Yeah, I was thinking more of metal as being a dense material with high thermal conductivity. But you and @DavidB66 are correct, they DO hold a lot of heat.

Heat Capacity by mass: (J/(Kg C)) https://www.engineeringtoolbox.com/specific-heat-solids-d_154.html
  • Plastic: 1.67
  • Steel 0.49
Density: Kg/m3. https://www.engineeringtoolbox.com/density-materials-d_1652.html
  • Plastic: ~700
  • Steel: ~2400

Heat Capacity by volume works out about the same, I think.
  • Pastic: 1.67*700 = 1169
  • Steel: 0.49*2400 = 1176
But of course, the volume of plastic will be greater than the volume of metal needed for a grill.

And most of the examples we see are of plastic grills. Probably safer, though, because of the much lower thermal conductivity.
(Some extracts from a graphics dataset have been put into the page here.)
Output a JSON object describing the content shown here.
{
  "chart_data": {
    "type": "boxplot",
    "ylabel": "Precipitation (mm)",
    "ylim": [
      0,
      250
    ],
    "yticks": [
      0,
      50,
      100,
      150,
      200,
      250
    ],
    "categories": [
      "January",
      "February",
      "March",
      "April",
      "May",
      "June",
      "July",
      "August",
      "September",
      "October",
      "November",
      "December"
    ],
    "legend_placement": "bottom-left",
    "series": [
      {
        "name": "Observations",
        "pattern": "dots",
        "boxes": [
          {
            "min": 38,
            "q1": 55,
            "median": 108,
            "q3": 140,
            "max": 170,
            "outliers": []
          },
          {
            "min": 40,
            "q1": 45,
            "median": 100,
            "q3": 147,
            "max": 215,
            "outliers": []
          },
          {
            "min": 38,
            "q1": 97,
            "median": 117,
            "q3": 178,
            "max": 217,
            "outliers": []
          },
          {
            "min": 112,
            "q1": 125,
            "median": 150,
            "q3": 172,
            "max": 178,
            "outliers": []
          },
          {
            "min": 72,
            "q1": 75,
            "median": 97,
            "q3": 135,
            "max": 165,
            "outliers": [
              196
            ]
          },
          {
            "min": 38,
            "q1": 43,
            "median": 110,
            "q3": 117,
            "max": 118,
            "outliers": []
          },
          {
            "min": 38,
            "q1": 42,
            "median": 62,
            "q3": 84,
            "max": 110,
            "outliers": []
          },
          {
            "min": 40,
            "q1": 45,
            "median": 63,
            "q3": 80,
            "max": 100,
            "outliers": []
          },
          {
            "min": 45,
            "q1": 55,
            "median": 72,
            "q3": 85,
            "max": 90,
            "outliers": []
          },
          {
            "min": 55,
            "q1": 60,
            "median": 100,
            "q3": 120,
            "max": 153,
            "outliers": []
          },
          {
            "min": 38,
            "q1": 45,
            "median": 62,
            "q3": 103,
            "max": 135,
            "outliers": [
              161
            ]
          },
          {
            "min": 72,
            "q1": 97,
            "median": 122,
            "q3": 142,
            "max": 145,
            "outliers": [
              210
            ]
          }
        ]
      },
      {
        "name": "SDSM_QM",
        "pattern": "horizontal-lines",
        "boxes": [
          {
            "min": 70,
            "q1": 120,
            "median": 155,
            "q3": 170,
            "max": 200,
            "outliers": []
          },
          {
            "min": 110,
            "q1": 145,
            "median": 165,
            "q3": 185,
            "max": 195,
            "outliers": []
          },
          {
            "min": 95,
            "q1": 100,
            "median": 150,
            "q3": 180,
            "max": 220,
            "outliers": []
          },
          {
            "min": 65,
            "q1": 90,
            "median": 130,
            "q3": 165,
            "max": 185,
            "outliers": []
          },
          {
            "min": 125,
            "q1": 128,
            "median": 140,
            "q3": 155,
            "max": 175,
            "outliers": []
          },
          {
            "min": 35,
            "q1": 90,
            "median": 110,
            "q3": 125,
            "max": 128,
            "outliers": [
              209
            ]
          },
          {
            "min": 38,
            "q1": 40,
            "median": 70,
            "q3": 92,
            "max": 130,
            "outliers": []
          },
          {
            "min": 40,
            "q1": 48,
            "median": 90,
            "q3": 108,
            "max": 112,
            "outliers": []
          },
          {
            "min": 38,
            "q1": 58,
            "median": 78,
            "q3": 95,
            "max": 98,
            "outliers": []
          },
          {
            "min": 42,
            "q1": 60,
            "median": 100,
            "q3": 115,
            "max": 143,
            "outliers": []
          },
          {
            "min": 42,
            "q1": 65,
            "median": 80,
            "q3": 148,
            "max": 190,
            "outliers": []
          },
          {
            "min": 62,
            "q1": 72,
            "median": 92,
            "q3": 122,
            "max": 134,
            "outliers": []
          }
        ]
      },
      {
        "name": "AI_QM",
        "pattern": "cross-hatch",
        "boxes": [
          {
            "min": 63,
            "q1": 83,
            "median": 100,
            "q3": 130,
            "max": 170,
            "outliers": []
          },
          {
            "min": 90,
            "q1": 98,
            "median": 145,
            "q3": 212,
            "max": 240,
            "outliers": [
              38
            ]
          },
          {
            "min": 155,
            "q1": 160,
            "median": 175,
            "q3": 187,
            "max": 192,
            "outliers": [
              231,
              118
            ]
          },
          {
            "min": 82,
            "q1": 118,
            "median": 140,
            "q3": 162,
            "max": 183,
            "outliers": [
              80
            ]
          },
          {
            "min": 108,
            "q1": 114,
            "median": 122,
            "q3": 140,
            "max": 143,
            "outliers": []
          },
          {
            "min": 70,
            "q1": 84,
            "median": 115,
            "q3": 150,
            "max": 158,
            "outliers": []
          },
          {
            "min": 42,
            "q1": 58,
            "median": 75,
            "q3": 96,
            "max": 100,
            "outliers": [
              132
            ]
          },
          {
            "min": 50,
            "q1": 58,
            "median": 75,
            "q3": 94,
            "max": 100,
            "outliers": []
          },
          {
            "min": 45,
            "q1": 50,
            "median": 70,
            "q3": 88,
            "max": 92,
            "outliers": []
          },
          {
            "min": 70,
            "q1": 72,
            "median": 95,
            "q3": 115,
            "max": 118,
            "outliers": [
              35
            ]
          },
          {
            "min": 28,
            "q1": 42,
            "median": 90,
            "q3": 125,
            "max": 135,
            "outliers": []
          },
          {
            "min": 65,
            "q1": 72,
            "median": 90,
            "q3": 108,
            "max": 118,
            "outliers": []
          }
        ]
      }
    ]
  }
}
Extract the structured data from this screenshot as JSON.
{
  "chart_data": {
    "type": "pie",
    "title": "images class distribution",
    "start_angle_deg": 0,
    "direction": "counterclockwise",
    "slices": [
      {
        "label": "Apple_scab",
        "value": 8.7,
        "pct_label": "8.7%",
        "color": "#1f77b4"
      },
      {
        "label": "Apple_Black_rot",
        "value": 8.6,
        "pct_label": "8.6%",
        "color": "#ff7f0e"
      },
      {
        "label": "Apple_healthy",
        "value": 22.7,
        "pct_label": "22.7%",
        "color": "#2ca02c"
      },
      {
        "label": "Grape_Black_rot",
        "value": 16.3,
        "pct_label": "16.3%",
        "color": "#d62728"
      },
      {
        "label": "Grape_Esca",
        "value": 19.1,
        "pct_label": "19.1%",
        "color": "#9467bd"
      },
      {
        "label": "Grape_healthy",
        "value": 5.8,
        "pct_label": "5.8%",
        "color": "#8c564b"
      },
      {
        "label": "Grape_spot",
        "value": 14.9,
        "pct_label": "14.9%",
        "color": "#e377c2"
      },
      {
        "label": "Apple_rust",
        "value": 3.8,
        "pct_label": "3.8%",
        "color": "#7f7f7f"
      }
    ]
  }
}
https://www.engineeringtoolbox.com/thermal-conductivity-d_429.html
https://www.engineeringtoolbox.com/thermal-conductivity-metals-d_858.html
Theremal Conductivy W/(m K)
  • Plastic: 0.33 - 0.51 (Polyethylene)
  • Steel: 14 .3 (Stainless)
 

Granite

New Member
I’m a little disappointed that so much attention was given to the very obvious self inflicted burns by hair dryers, and not the fact that vallee has apparently ceded whatever credibility he had left over this. He uses transparently foolish logic, while trying to cater to a demographic of believers - why? What happened to him? I don’t remember him ever acting this Alex Jones-like.

I do remember his ufo conclusions decades ago approaching the correct source - the military - but never coming out and saying it. I felt he was likely a shill for the military due to that, but this Atlantean crap isn’t even trying. Is it something like dementia or is he simply showing his true colors finally?
 

deirdre

Senior Member.
@Mick West i forget where that database you were looking at is in this thread. are these mark receivers generally women?

i ask because every comment about pain and how people would notice, reminds me that women pluck and wax hairs off their upper lips*, rip their bikini area hair out with wax (i never tried that one myself), and birth babies.

*waxing the upper lip is way more painful then a curling iron burn. esp the tinyist hairs right up against your nostrils. you guys wnt to experience "ouch", try that one.